3. Arie Tenor Oboe, Streicher
Mein Jesus soll mein alles sein!
Mein Purpur ist sein teures Blut,
Er selbst mein allerhöchstes Gut,
Und seines Geistes Liebesglut
Mein allersüß‘ster Freudenwein.
4. Rezitativ Tenor
Gott stürzet und erhöhet
In Zeit und Ewigkeit.
Wer in der Welt den Himmel sucht,
Wird dort verflucht.
Wer aber hier die Hölle überstehet,
Wird dort erfreut.
5. Arie Sopran Oboe d’amore
Ich nehme mein Leiden
mit Freuden auf mich.
Wer Lazarus‘ Plagen
Geduldig ertragen,
Den nehmen die Engel zu sich.
6. Rezitativ Sopran
Indes schenkt Gott ein gut Gewissen,
Dabei ein Christe kann
Ein kleines Gut mit großer Lust genießen.
Ja, führt er auch durch lange Not
Zum Tod,
So ist es doch am Ende wohlgetan.
7. Choral Oboen mit Streichern separat
Was Gott tut, das ist wohlgetan;
Muss ich den Kelch gleich schmecken,
Der bitter ist nach meinem Wahn,
Lass ich mich doch nicht schrecken,
Weil doch zuletzt
Ich werd ergötzt
Mit süßem Trost im Herzen;
Da weichen alle Schmerzen.
Was Gott tut, das ist wohlgetan, Strophe 5
Samuel Rodigast 1674
Zweiter Teil
8. Sinfonia Trompete, Streicher (mit Oboen?)

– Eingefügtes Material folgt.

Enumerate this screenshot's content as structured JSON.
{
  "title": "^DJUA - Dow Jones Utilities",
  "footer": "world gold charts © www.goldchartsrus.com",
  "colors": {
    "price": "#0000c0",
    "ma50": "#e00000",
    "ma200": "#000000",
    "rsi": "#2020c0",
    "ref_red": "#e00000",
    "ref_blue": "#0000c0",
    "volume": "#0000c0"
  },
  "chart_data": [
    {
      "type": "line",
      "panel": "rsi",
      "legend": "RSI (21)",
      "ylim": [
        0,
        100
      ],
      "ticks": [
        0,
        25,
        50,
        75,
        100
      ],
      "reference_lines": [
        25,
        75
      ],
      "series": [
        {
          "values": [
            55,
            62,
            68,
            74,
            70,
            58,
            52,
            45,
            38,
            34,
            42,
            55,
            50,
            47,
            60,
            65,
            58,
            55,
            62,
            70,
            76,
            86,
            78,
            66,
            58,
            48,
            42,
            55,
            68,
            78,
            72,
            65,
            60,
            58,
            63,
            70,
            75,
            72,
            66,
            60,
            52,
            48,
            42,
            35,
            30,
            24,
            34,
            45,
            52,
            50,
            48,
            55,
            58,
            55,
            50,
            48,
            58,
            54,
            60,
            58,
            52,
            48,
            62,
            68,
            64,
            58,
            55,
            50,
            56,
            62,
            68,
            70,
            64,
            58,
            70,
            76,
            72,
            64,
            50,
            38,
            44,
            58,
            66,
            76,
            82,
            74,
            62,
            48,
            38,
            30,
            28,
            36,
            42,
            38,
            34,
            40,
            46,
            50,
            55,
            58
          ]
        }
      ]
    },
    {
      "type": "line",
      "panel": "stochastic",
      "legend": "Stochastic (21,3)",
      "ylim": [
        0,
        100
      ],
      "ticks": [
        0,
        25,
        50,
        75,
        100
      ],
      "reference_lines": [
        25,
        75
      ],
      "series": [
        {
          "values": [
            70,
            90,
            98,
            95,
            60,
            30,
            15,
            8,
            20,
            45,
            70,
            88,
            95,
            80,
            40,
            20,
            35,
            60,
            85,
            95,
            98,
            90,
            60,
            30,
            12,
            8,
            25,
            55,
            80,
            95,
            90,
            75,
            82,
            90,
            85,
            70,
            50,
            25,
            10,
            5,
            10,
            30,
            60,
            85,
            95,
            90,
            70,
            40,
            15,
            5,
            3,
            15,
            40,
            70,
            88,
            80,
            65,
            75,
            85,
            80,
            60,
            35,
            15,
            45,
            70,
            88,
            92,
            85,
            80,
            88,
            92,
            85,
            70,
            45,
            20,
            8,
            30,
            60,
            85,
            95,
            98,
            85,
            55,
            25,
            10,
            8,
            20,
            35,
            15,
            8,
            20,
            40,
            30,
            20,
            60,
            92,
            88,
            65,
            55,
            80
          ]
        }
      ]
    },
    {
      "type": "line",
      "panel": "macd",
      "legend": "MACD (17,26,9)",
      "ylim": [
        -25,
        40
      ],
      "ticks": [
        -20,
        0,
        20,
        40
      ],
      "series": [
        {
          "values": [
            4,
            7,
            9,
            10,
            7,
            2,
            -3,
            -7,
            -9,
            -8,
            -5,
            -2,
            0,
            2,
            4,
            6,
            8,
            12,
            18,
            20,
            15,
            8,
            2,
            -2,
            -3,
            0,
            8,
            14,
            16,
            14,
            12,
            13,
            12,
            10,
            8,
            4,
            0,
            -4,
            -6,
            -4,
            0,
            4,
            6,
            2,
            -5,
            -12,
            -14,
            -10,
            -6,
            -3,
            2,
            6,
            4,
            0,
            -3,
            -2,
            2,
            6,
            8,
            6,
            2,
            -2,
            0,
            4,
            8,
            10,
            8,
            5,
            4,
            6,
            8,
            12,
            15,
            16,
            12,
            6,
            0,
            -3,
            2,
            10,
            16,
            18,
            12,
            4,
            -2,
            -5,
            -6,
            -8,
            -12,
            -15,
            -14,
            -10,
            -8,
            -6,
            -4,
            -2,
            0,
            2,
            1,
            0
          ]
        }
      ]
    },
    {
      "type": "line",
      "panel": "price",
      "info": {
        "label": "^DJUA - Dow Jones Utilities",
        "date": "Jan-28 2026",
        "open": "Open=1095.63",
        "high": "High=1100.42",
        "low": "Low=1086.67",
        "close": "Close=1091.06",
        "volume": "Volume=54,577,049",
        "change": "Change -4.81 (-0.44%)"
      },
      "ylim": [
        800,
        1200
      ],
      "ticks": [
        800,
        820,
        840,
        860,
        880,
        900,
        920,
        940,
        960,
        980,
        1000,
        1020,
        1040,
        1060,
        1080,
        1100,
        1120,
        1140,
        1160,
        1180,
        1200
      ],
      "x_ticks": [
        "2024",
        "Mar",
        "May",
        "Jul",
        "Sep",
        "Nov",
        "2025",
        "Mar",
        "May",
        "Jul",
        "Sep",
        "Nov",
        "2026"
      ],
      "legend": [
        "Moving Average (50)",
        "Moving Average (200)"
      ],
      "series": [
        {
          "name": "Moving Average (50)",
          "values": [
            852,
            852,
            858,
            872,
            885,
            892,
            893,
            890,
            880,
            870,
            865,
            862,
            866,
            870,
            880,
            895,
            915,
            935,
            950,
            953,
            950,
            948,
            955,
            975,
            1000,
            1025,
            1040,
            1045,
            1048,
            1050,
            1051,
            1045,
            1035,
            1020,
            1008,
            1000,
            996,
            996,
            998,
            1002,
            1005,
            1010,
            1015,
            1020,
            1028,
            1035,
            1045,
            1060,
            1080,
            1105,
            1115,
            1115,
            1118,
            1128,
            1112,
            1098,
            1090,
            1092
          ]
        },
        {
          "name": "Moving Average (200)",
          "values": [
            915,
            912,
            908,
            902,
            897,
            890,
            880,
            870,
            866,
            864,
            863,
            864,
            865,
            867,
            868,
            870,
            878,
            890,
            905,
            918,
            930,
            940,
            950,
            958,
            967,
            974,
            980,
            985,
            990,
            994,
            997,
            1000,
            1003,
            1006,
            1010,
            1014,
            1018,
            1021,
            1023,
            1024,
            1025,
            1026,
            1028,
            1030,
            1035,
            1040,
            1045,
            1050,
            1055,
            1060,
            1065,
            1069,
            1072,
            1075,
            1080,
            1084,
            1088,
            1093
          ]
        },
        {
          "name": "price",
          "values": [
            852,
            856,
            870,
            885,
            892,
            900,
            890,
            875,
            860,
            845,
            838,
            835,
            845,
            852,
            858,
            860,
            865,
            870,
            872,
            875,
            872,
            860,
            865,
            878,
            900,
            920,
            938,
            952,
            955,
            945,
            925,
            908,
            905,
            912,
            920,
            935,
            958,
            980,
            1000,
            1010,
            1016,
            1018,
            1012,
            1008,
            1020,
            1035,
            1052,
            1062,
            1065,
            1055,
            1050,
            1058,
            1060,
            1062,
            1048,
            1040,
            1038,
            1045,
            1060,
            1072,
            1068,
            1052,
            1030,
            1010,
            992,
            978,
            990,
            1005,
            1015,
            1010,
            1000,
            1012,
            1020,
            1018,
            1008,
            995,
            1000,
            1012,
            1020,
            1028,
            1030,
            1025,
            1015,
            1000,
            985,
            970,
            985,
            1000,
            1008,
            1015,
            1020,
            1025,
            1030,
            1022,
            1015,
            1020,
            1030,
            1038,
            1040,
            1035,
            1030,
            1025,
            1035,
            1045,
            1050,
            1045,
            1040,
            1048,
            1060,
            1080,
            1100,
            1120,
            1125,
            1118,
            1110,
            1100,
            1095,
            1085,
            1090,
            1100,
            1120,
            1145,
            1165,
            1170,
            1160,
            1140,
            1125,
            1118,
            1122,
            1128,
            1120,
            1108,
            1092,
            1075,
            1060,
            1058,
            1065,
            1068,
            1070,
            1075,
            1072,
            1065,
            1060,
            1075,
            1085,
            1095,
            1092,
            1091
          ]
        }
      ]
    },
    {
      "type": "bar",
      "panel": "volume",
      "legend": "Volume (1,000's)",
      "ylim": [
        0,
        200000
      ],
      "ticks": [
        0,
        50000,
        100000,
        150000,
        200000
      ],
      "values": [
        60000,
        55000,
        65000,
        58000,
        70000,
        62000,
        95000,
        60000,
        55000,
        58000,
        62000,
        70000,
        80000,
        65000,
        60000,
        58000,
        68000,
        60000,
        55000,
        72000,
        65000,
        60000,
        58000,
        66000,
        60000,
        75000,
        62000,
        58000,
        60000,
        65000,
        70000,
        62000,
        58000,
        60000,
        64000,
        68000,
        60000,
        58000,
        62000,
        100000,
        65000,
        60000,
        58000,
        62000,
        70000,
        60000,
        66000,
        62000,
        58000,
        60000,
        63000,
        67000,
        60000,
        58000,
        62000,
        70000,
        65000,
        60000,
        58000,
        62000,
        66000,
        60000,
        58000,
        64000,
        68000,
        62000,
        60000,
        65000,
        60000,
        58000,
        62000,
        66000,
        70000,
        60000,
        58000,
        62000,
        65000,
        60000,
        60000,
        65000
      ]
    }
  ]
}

9. Rezitativ Alt Streicher
Nur eines kränkt
Ein christliches Gemüte:
Wenn es an seines Geistes Armut denkt.
Es gläubt zwar Gottes Güte,
Die alles neu erschafft;
Doch mangelt ihm die Kraft,
Dem überirdschen Leben
Das Wachstum und die Frucht zu geben.
10. Arie Alt Violinen unisono
Jesus macht mich geistlich reich.
Kann ich seinen Geist empfangen,
Will ich weiter nichts verlangen;
Denn mein Leben wächst zugleich.
11. Rezitativ Bass
Wer nur in Jesu bleibt,
Die Selbstverleugnung treibt,
Dass er in Gottes Liebe
Sich gläubig übe,
Hat, wenn das Irdische verschwunden,
Sich selbst und Gott gefunden.
12. Arie Bass Trompete, Streicher
Mein Herze glaubt und liebt.
Denn Jesu süße Flammen,
Aus den’ die meinen stammen,
Gehn über mich zusammen,
Weil er sich mir ergibt.
13. Rezitativ Tenor
O Armut, der kein Reichtum gleicht!
Wenn aus dem Herzen
Die ganze Welt entweicht
Und Jesus nur allein regiert.
So wird ein Christ zu Gott geführt!
Gib, Gott, dass wir es nicht verscherzen!
14. Choral (wie 7.)
Was Gott tut, das ist wohlgetan,
Dabei will ich verbleiben.
Es mag mich auf die rauhe Bahn
Not, Tod und Elend treiben;
So wird Gott mich
Ganz väterlich
In seinen Armen halten;
Drum lass ich ihn nur walten.
Was Gott tut, das ist wohlgetan, Schlussstrophe 6
Nicht gerade ein dankbares, zur Vertonung gefälliges Sujet bot dieser Sonntag für Bachs Leipziger Antrittsmusik. Das Evangelium Lukas 16,19 – 31 mit dem Gegenüber von reichem Mann, der in der Hölle schmort, und armem Lazarus im Himmel ist ein eindringlicher Bußtext, der drastisch den Ernst der Lage für bußunwillige Menschen vor Augen malt. Eine Kantate, die sich dem stellt, kann kaum »gefallen«. Ein Jahr später wird Bach mit O Ewigkeit, du Donnerwort (BWV 20 Bd. I, S. 32 ff.) die Hörer tatsächlich nicht schonen. Aber für den Einstieg in Leipzig hat er mit seinem Librettisten wohl abgesprochen, dass »die Music »eine tröstliche, glaubensstärkende Ausrichtung haben soll. Mein Jesus (Satz 3) ist das zentrale Heilswort schon in der ersten Arie. Vom Ende beider Kantatenteile bleibt in Ohren und Herzen: Was Gott tut, das ist wohlgetan. Diese beiden Liedstrophen packt Bach in einen hitverdächtigen Instrumentalsatz als Ohrwurm-Schluss. Zudem eröffnet er den zweiten Kantatenteil mit einer instrumentalen Choralbearbeitung dazu. Ungefähr zehn Jahre später wird er zum ganzen Lied als Lebensmotto noch eine Choralkantate gestalten, wo er diesen Schlusssatz integriert (BWV 100 Bd. I, S. 346 ff.). Was Gott tut, das ist wohlgetan offeriert Bach den Leipzigern am 30. Mai 1723 also dezidiert als seine Visitenkarte.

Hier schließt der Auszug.